新型コロナウイルス対策で、厚生労働省は8日までに、日本人を含む中国や韓国からの入国者に2週間の待機を要請する政府方針について、第三国を経由して入国する場合も対象とすると明らかにした。6日に政府が入国制限を閣議決定した後、同省は「対象外」としていたが、方針を転換した。

同省は6日夜にホームページに掲載した「水際対策の抜本的強化に関するQ&A」の「7日時点版」で方針変更を明らかにした。

Q&Aでは2週間の待機を要請する対象範囲について「別の国を経由してきた航空機・船舶に搭乗してきた方は対象になりますか」という問いに対し、「対象となります。中国・韓国を出発地として来日した方は、検疫所でその旨を申し出てください」と変更した。入国制限は日本時間9日午前0時以降に中国、韓国を出発し、日本に到着する航空機の乗客乗員が対象で日本人も含まれる。

6日の閣議決定は両国を出発する航空機の乗客全員を対象としているため、両国内の空港で航空機を乗り継いだトランジット客も待機要請の対象となる。一方で、両国から第三国経由での入国を除外することは「抜け道」を残す形となるとの指摘も出ていた。

6日夜の時点では第三国経由については「対象外」としたうえで、「今後、世界の患者発生状況を踏まえ、必要があれば対象とする可能性がある」としていた。

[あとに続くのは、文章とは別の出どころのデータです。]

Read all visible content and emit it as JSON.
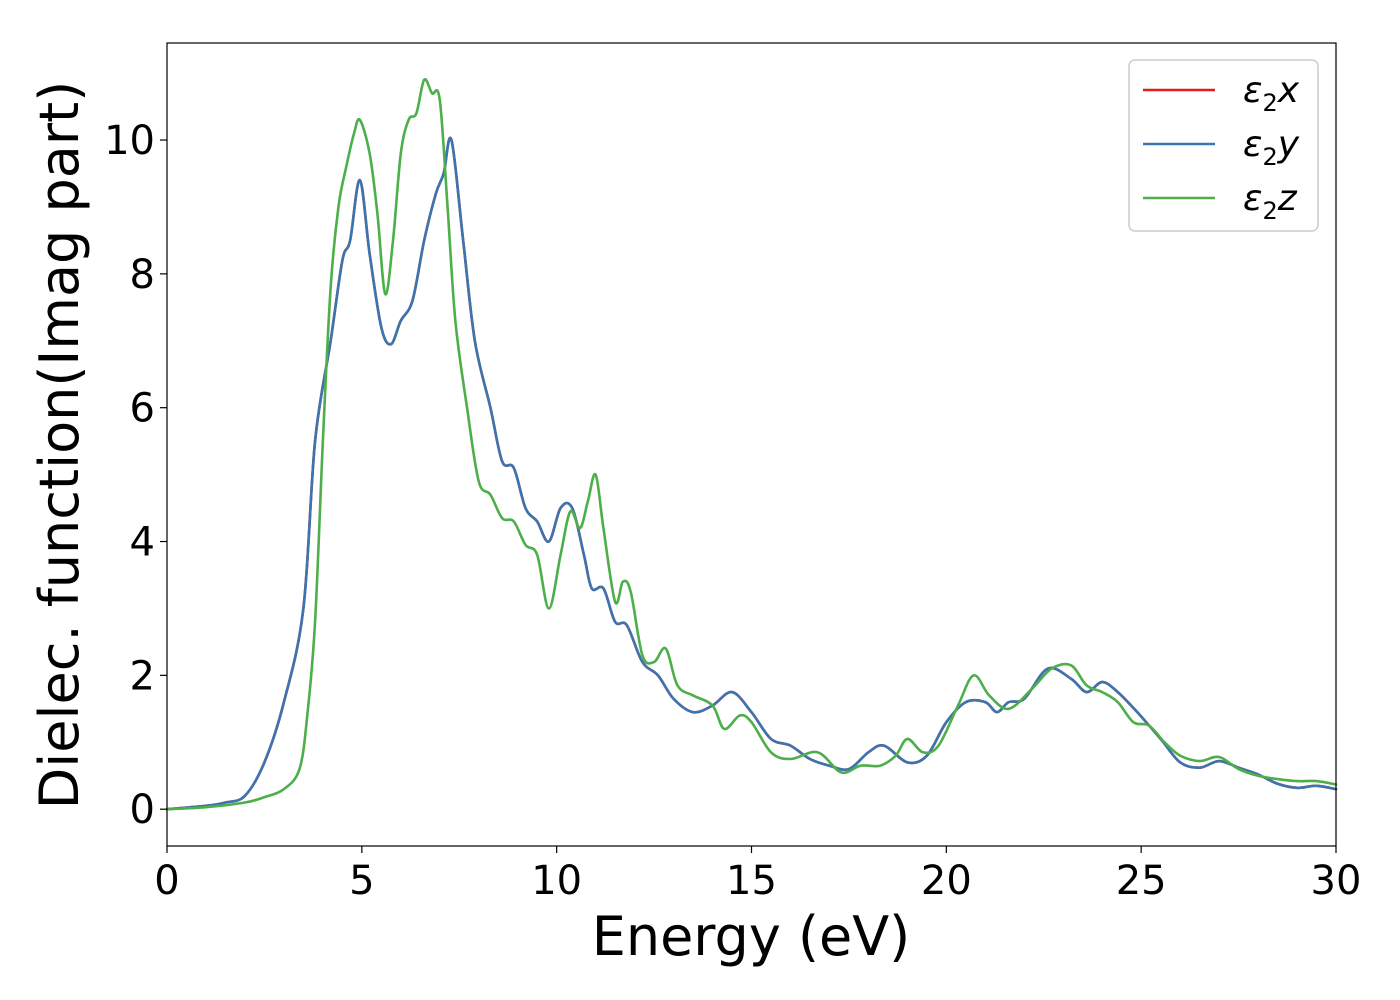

2週間の待機を要請する人には待機期間中に体調チェックを呼びかける健康カードを検疫所で配り、滞在先を自己申告してもらう。自宅や滞在するホテルなどへの移動には公共交通機関の利用を控えてもらう。タクシーも認めておらず、自家用車やレンタカーの利用を想定している。

ホテル滞在費や移動費は原則自己負担で、厚労省の担当者は「負担が生じることを周知し、渡航の是非を検討してほしい」と呼びかけている。